La stella corona di spine è una stella marina, è provvista di spine velenifere e spesso è responsabile di distruttive invasioni alla barriera corallina.
E’ quello che sta avvenendo nella Grande Barriera Corallina in Australia, la barriera di corallo più grande del mondo, composta da oltre 2900 barriere coralline singole e da 900 isole, si estende per 2300 km, su di una superficie di circa 344.400 km².
La Grande Barriera Corallina può essere vista dallo spazio ed è la più grande struttura fatta di un unico organismo vivente. La struttura è composta da miliardi di minuscoli organismi, la barriera ha anche una grande biodiversità, ed è stata inclusa come Patrimonio dell’Umanità nel 1981.

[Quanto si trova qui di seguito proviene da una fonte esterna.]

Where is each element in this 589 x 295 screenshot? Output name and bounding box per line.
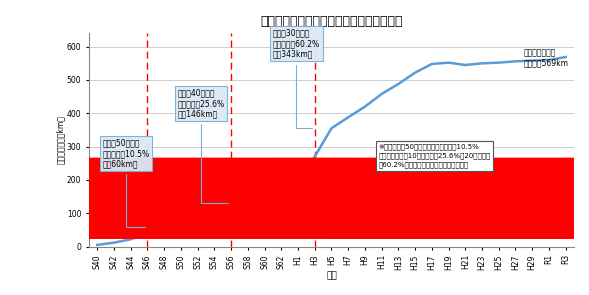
Polygon shape bbox=[0, 158, 589, 208]
Text: 布設後50年経過
全延長の約10.5%
（約60km）: 布設後50年経過 全延長の約10.5% （約60km） bbox=[102, 139, 150, 227]
Polygon shape bbox=[0, 207, 589, 239]
Text: ※耐用年数（50年）を超える管渠が約10.5%
となっており、10年後には約25.6%、20年後には
約60.2%と、今後急激に老朽化が進みます: ※耐用年数（50年）を超える管渠が約10.5% となっており、10年後には約25… bbox=[378, 143, 491, 168]
X-axis label: 年度: 年度 bbox=[326, 271, 337, 280]
Title: 大阪府流域下水道幹線の管渠老朽化の現状: 大阪府流域下水道幹線の管渠老朽化の現状 bbox=[260, 15, 403, 28]
Text: 布設後30年経過
全延長の約60.2%
（約343km）: 布設後30年経過 全延長の約60.2% （約343km） bbox=[273, 29, 320, 128]
Text: 布設後40年経過
全延長の約25.6%
（約146km）: 布設後40年経過 全延長の約25.6% （約146km） bbox=[177, 89, 229, 203]
Text: 令和４年度末で
総延長約569km: 令和４年度末で 総延長約569km bbox=[524, 48, 569, 68]
Y-axis label: 施工延長累計（km）: 施工延長累計（km） bbox=[56, 116, 65, 164]
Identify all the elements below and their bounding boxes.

Nel 2014 la Grande Barriera corallina ha rischiato di essere inclusa nella lista nera dell’Unesco, in cui sono presenti i siti che sono a rischio sopravvivenza, infatti il problema delle stelle marine si affianca a fattori come l’aumento delle temperature globali, l’inquinamento da sversamento, la costruzione di porti lungo le coste, il dragaggio e l’aumento del trasporto marittimo che hanno porteranno alla distruzione di questo enorme patrimonio ambientale.
Per contrastare il degrado della Grande Barriera, Matthew Dunbabin e Feras Dayoub dell’ Università di Queensland hanno costruito un drone marino che servirà per contrastare le stelle marine che stanno divorando la barriera.
Questo drone marino, chiamato COTSbot, è capace di distruggere velocemente le stelle marine ed è equipaggiato di camere stereoscopiche che realizzano immagini per la percezione della profondità, sensori per il beccheggio e per il rollio per garantire un buon movimento del drone che dispone di un sensore GPS per la navigazione. Potete osservare il drone in azione in questo video.
Ma la parte più sofisticata del drone è il “COTS detection system”, cioè il rilevatore di stelle corine di spine, che allenandosi riesce a rilevare la presenza di queste stelle marine senza l’intervento umano.
Questo sofisticato software è stato sviluppato usando le immagini scattate dai sub che fino a questo momento stanno rimuovendo le stelle marine manualmente; queste immagini hanno permesso al drone di esercitarsi con il rilevamento delle stelle marine, permettendo al drone di imparare dalle esperienze passate.
“I sub stanno facendo un incredibile lavoro manuale di sradicamento di queste stelle marine dai siti target, ma non ci sono abbastanza sub per coprire tutti i punti caldi della Grande Barriera” ha spiegato Dunbabin.
Se il drone non è sicuro del target invia una foto ad un sub per la valutazione e la verifica dell’obiettivo. Una volta avvenuta la conferma il drone conserva l’immagine per i rilevamenti successivi. Quando il drone identifica il suo obiettivo, rilascia una dose letale di sali biliari nella stella marina attraverso un braccio in gomma. Il sistema è in grado di rilevare e uccidere fino a 200 stelle marine in una sessione di otto ore. Dopo il passaggio del drone i sub possono entrare in acqua per rimuovere eventuali residui stelle marine.
Dunbabin ha costruito questo sistema di rilevamento più di 10 anni fa, ma ha detto che all’epoca aveva accantonato il progetto perché non c’erano mezzi efficaci per uccidere la stella marina corona di spine direttamente sul posto. A quel tempo, per distruggere una stella marina i subacquei erano tenuti ad iniettare la sostanza fino a 20 volte, un processo che non sarebbe compatibile con il drone marino. Grazie ai ricercatori della James Cook University, Dunbabin è stato in grado di dotare il suo drone marino di un sistema che avrebbe ucciso la stella marina con una sola iniezione.
“Sono stato veramente contento di sentire l’annuncio di JCU lo scorso anno riguardo il metodo della singola iniezione, che per la prima volta si era rivelata altrettanto efficace” ha detto.
Il COTSbot ha recentemente completato una prova sul campo a Moreton Bay nel Queensland, in Australia, ed è diretto alla Grande Barriera Corallina dove inizierà la vera prova con le Stelle Corone di Spine. In questo primo momento un essere umano verificherà ogni rilevamento prima dell’iniezione, ma i ricercatori sperano di far lavorare il robot in modo autonomo a partire dal mese di dicembre.
Quando avevamo parlato per la prima volta di un drone marino in questo articolo eravamo certi che con queste potenzialità sarebbero potuti diventare un ottimo strumento per ricerche ambientali, e sembra proprio che questi nuovi robot avranno un futuro ricco di opportunità.